A win for efficiency: The AHA suit may force shorter adjudication times for Medicare administrative appeals. In 2014, the American Hospital Association (AHA), along with three hospital systems, filed suit against the U.S. Department of Health and Human services, alleging that the lengthy adjudication time for administrative appeals of Medicare claim denials caused severe economic harm.  See,American Hospital Association, et al. v. Kathleen Sebelius, Secretary of Health and Human Service,Civil Action No. 14-851 (D.D.C. December 18, 2014). Although sympathetic to AHA’s complaint of delay, the District Court in Washington D.C. dismissed the complaint and granted no relief. 

However, in a recent ruling, the United States Court of Appeals for the District of Columbia Circuit inAmerican Hospital Association, et al. v. Burwell, No. 15-5015 (D.C. Cir., February 9, 2016) seismically breathed new life back into the lawsuit. In doing so, the Court reversed the dismissal and sent the case back to the District Court with directions to see whether or not HHS should be compelled by court order to cure the appellate deficiencies (i.e., delay) and comply with all statutory deadlines Congress imposed for the processing of these cases.
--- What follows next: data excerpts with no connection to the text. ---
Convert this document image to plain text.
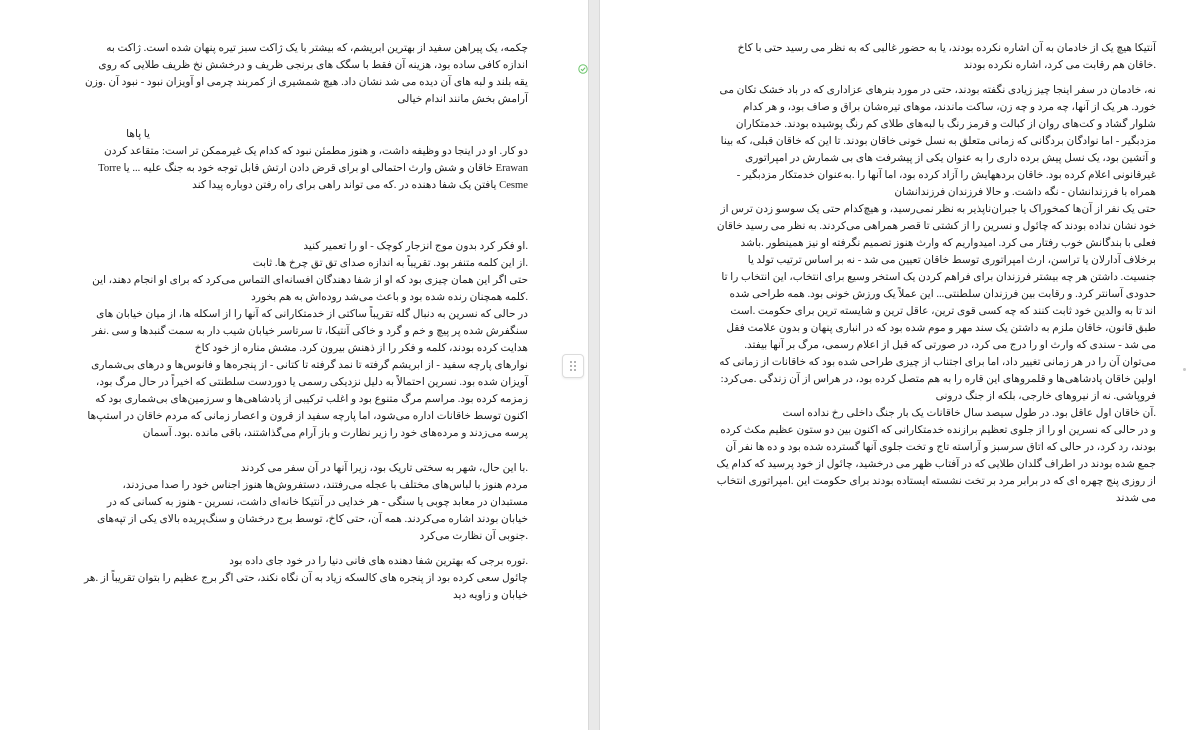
چکمه، یک پیراهن سفید از بهترین ابریشم، که بیشتر با یک ژاکت سبز تیره پنهان شده است. ژاکت به اندازه کافی ساده بود، هزینه آن فقط با سگک های برنجی ظریف و درخشش نخ ظریف طلایی که روی یقه بلند و لبه های آن دیده می شد نشان داد. هیچ شمشیری از کمربند چرمی او آویزان نبود - نبود آن .وزن آرامش بخش مانند اندام خیالی

یا پاها

دو کار. او در اینجا دو وظیفه داشت، و هنوز مطمئن نبود که کدام یک غیرممکن تر است: متقاعد کردن Erawan خاقان و شش وارث احتمالی او برای قرض دادن ارتش قابل توجه خود به جنگ علیه ... یا Torre Cesme یافتن یک شفا دهنده در .که می تواند راهی برای راه رفتن دوباره پیدا کند

.او فکر کرد بدون موج انزجار کوچک - او را تعمیر کنید

.از این کلمه متنفر بود. تقریباً به اندازه صدای تق تق چرخ ها. ثابت

حتی اگر این همان چیزی بود که او از شفا دهندگان افسانه‌ای التماس می‌کرد که برای او انجام دهند، این .کلمه همچنان رنده شده بود و باعث می‌شد روده‌اش به هم بخورد

در حالی که نسرین به دنبال گله تقریباً ساکتی از خدمتکارانی که آنها را از اسکله ها، از میان خیابان های سنگفرش شده پر پیچ و خم و گرد و خاکی آنتیکا، تا سرتاسر خیابان شیب دار به سمت گنبدها و سی .نفر هدایت کرده بودند، کلمه و فکر را از ذهنش بیرون کرد. مشش مناره از خود کاخ

نوارهای پارچه سفید - از ابریشم گرفته تا نمد گرفته تا کتانی - از پنجره‌ها و فانوس‌ها و درهای بی‌شماری آویزان شده بود. نسرین احتمالاً به دلیل نزدیکی رسمی یا دوردست سلطنتی که اخیراً در حال مرگ بود، زمزمه کرده بود. مراسم مرگ متنوع بود و اغلب ترکیبی از پادشاهی‌ها و سرزمین‌های بی‌شماری بود که اکنون توسط خاقانات اداره می‌شود، اما پارچه سفید از قرون و اعصار زمانی که مردم خاقان در استپ‌ها پرسه می‌زدند و مرده‌های خود را زیر نظارت و باز آرام می‌گذاشتند، باقی مانده .بود. آسمان

.با این حال، شهر به سختی تاریک بود، زیرا آنها در آن سفر می کردند

مردم هنوز با لباس‌های مختلف با عجله می‌رفتند، دستفروش‌ها هنوز اجناس خود را صدا می‌زدند، مستبدان در معابد چوبی یا سنگی - هر خدایی در آنتیکا خانه‌ای داشت، نسرین - هنوز به کسانی که در خیابان بودند اشاره می‌کردند. همه آن، حتی کاخ، توسط برج درخشان و سنگ‌پریده بالای یکی از تپه‌های .جنوبی آن نظارت می‌کرد

.توره برجی که بهترین شفا دهنده های فانی دنیا را در خود جای داده بود

چائول سعی کرده بود از پنجره های کالسکه زیاد به آن نگاه نکند، حتی اگر برج عظیم را بتوان تقریباً از .هر خیابان و زاویه دید

آنتیکا هیچ یک از خادمان به آن اشاره نکرده بودند، یا به حضور غالبی که به نظر می رسید حتی با کاخ .خاقان هم رقابت می کرد، اشاره نکرده بودند

نه، خادمان در سفر اینجا چیز زیادی نگفته بودند، حتی در مورد بنرهای عزاداری که در باد خشک تکان می خورد. هر یک از آنها، چه مرد و چه زن، ساکت ماندند، موهای تیره‌شان براق و صاف بود، و هر کدام شلوار گشاد و کت‌های روان از کبالت و قرمز رنگ با لبه‌های طلای کم رنگ پوشیده بودند. خدمتکاران مزدبگیر - اما نوادگان بردگانی که زمانی متعلق به نسل خونی خاقان بودند. تا این که خاقان قبلی، که بینا و آتشین بود، یک نسل پیش برده داری را به عنوان یکی از پیشرفت های بی شمارش در امپراتوری غیرقانونی اعلام کرده بود. خاقان بردههایش را آزاد کرده بود، اما آنها را .به‌عنوان خدمتکار مزدبگیر - همراه با فرزندانشان - نگه داشت. و حالا فرزندان فرزندانشان

حتی یک نفر از آن‌ها کمخوراک یا جبران‌ناپذیر به نظر نمی‌رسید، و هیچ‌کدام حتی یک سوسو زدن ترس از خود نشان نداده بودند که چائول و نسرین را از کشتی تا قصر همراهی می‌کردند. به نظر می رسید خاقان فعلی با بندگانش خوب رفتار می کرد. امیدواریم که وارث هنوز تصمیم نگرفته او نیز همینطور .باشد

برخلاف آدارلان یا تراسن، ارث امپراتوری توسط خاقان تعیین می شد - نه بر اساس ترتیب تولد یا جنسیت. داشتن هر چه بیشتر فرزندان برای فراهم کردن یک استخر وسیع برای انتخاب، این انتخاب را تا حدودی آسانتر کرد. و رقابت بین فرزندان سلطنتی... این عملاً یک ورزش خونی بود. همه طراحی شده اند تا به والدین خود ثابت کنند که چه کسی قوی ترین، عاقل ترین و شایسته ترین برای حکومت .است

طبق قانون، خاقان ملزم به داشتن یک سند مهر و موم شده بود که در انباری پنهان و بدون علامت فقل می شد - سندی که وارث او را درج می کرد، در صورتی که قبل از اعلام رسمی، مرگ بر آنها بیفتد. می‌توان آن را در هر زمانی تغییر داد، اما برای اجتناب از چیزی طراحی شده بود که خاقانات از زمانی که اولین خاقان پادشاهی‌ها و قلمروهای این قاره را به هم متصل کرده بود، در هراس از آن زندگی .می‌کرد: فروپاشی. نه از نیروهای خارجی، بلکه از جنگ درونی

.آن خاقان اول عاقل بود. در طول سیصد سال خاقانات یک بار جنگ داخلی رخ نداده است

و در حالی که نسرین او را از جلوی تعظیم برازنده خدمتکارانی که اکنون بین دو ستون عظیم مکث کرده بودند، رد کرد، در حالی که اتاق سرسبز و آراسته تاج و تخت جلوی آنها گسترده شده بود و ده ها نفر آن جمع شده بودند در اطراف گلدان طلایی که در آفتاب ظهر می درخشید، چائول از خود پرسید که کدام یک از روزی پنج چهره ای که در برابر مرد بر تخت نشسته ایستاده بودند برای حکومت این .امپراتوری انتخاب می شدند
In this case, the Court of Appeals found that the ultimate slowdown in the Medicare appeals system stemmed directly from the lack adequate resources given to one component of HHS, the Office of Medicare Hearings and Appeals (OMHA), to handle all of the additional work coming through its doors as the result of the successful activity of another component of HHS, one that audits program payments.

In its four step appeals process, Congress required HHS to adjudicate Medicare appeals within certain time frames so that these cases move expeditiously to final decision (Step One/60 days for redetermination; Step Two/60 days for reconsideration; Step Three/90 days for a de novoadministrative law judge hearing; and Step Four/90 days for Medicare Appeals Council review).

On the other hand, Congress also tasked HHS in 2010, through the Medicare Recovery Audit Program, with combing through Medicare payments in order to identify both underpayments and overpayments and to take aggressive steps to recoup overpayments. The Court of Appeals noted that through utilization of “recovery audit contractors” (RACs) who receive compensation based upon the amount of monies recovered, the government has now recovered billions of dollars in improperly paid program money.

Unfortunately, as the Court of Appeals observed, these two missions crossed paths with relatively severe consequences, at least with regard to OMHA efficiency. The Court of Appeals noted that while the parties differ in the percentage of increase ascribed to the RAC program, there have been significantly increased filings because of RAC activity.  For example, while 59,200 appeals were filed in 2011, OMHA saw 384,000 appeals filed in 2013.  Given OMHA’s budgeted capacity to process approximately just 72,000 cases per year, OMHA has been swamped — and by July 2014 — the Court of Appeals observed that OMHA had a pending case backlog of over 800,000 pending appeals. With this backdrop, there is little surprise that the Court of Appeals now describes HHS Medicare claims reimbursement appeals as being in a state of “systemic failure” that virtually causes all appeals to be decided well after the statutory deadlines imposed by Congress.

This case now goes back to the District Court for a determination of whether “‘compelling equitable grounds'” exist to issue a writ of mandamus. We expect the District Court to move expeditiously in consideration of the appellate court’s guidance. Given today’s charged presidential election-year political atmosphere and the vacancy that now exists on the Supreme Court, it appears that that the Court of Appeals remains more than ready, able, and willing to remain active in this case in order to provide certainty in an uncertain environment, should the need remain for it to do so.